For our community in particular, can you talk about what plants and green spaces are important to our area that will fast forward what you’re envisioning?

Well, I have a hard time understanding with so much arable land, so much agrarian space, why we aren’t developing more innovative ways to do indoor farming, coop housing, all the tried and true methodology, I would like to see the state of Minnesota get behind that and work hand in hand with groups like the Minnesota Farmers Union, for example, and begin to develop global leading technology. We have one of the greatest (agriculture) schools in the world at the University of Minnesota. That is our secret weapon. It’s almost like it’s an unfair advantage, and yet the stories that are coming out of Minnesota are not about that. There are small experiments being done with this; I would like to see us put the gas pedal on that. We have to figure out how to feed this planet; we’re not going to do it with feed-lot cattle. I think devoting time and energy to plants, …  that’s extremely valuable and I think it’s worth more of an investment than we’re making.
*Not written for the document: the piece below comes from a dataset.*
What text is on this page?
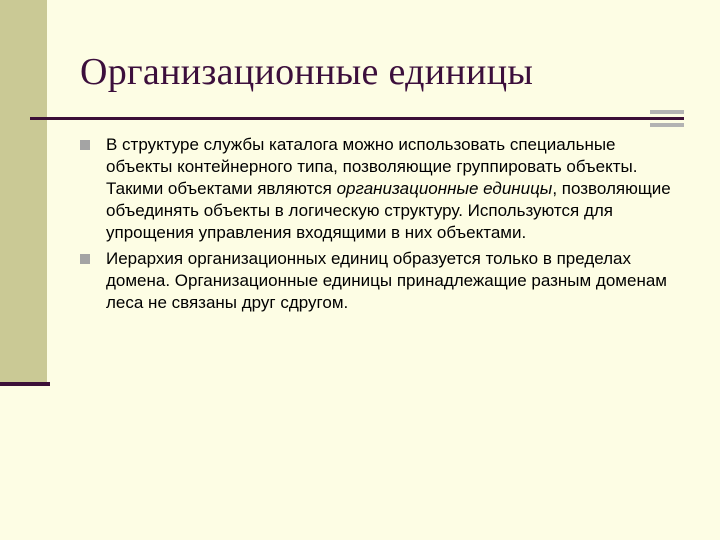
Организационные единицы
В структуре службы каталога можно использовать специальные объекты контейнерного типа, позволяющие группировать объекты. Такими объектами являются организационные единицы, позволяющие объединять объекты в логическую структуру. Используются для упрощения управления входящими в них объектами.
Иерархия организационных единиц образуется только в пределах домена. Организационные единицы принадлежащие разным доменам леса не связаны друг сдругом.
When was the last time you heard a sexy story about the University of Minnesota ag program and something they’re doing … when it comes to innovative work with plants?”

 

Not ever, probably.

We need one. They need one. The Dakotas could do the same thing. Up here in the central plains, we have an extreme advantage in that farming is in our blood. Everyone can reach out and touch a farmer. In New York, everyone talks about it, but they haven’t had a farmer in their family for three generations. Here, everyone can reach out and touch someone in their family who at least has a connection to the farm. I think marketing our state that way and trying to do the right thing at the same time is extremely valuable. Those things can go hand in hand.

 

Since this is a food blog, I have to ask: Do you have any favorite restaurants in the Twin Cities since you live here?

Oh god yeah, tons. I think the next big hot place, what Mike DeCamp is doing at Monello is really cool. I think what Jim Christiansen and Gavin Kaysen are doing at Heyday and Spoon & Stable are really pushing the cuisine boundaries in the Twin Cities. I think Paul Berglund at Bachelor Farmer—that restaurant has become so much better than the first day it opened it’s not even funny. It’s fantastic. I’m really excited about Erik Anderson and Jamie Malone who are down in Chicago for the summer cooking at a pop-up restaurant called Intro, but they’re coming back in September to open Brute—really excited about that.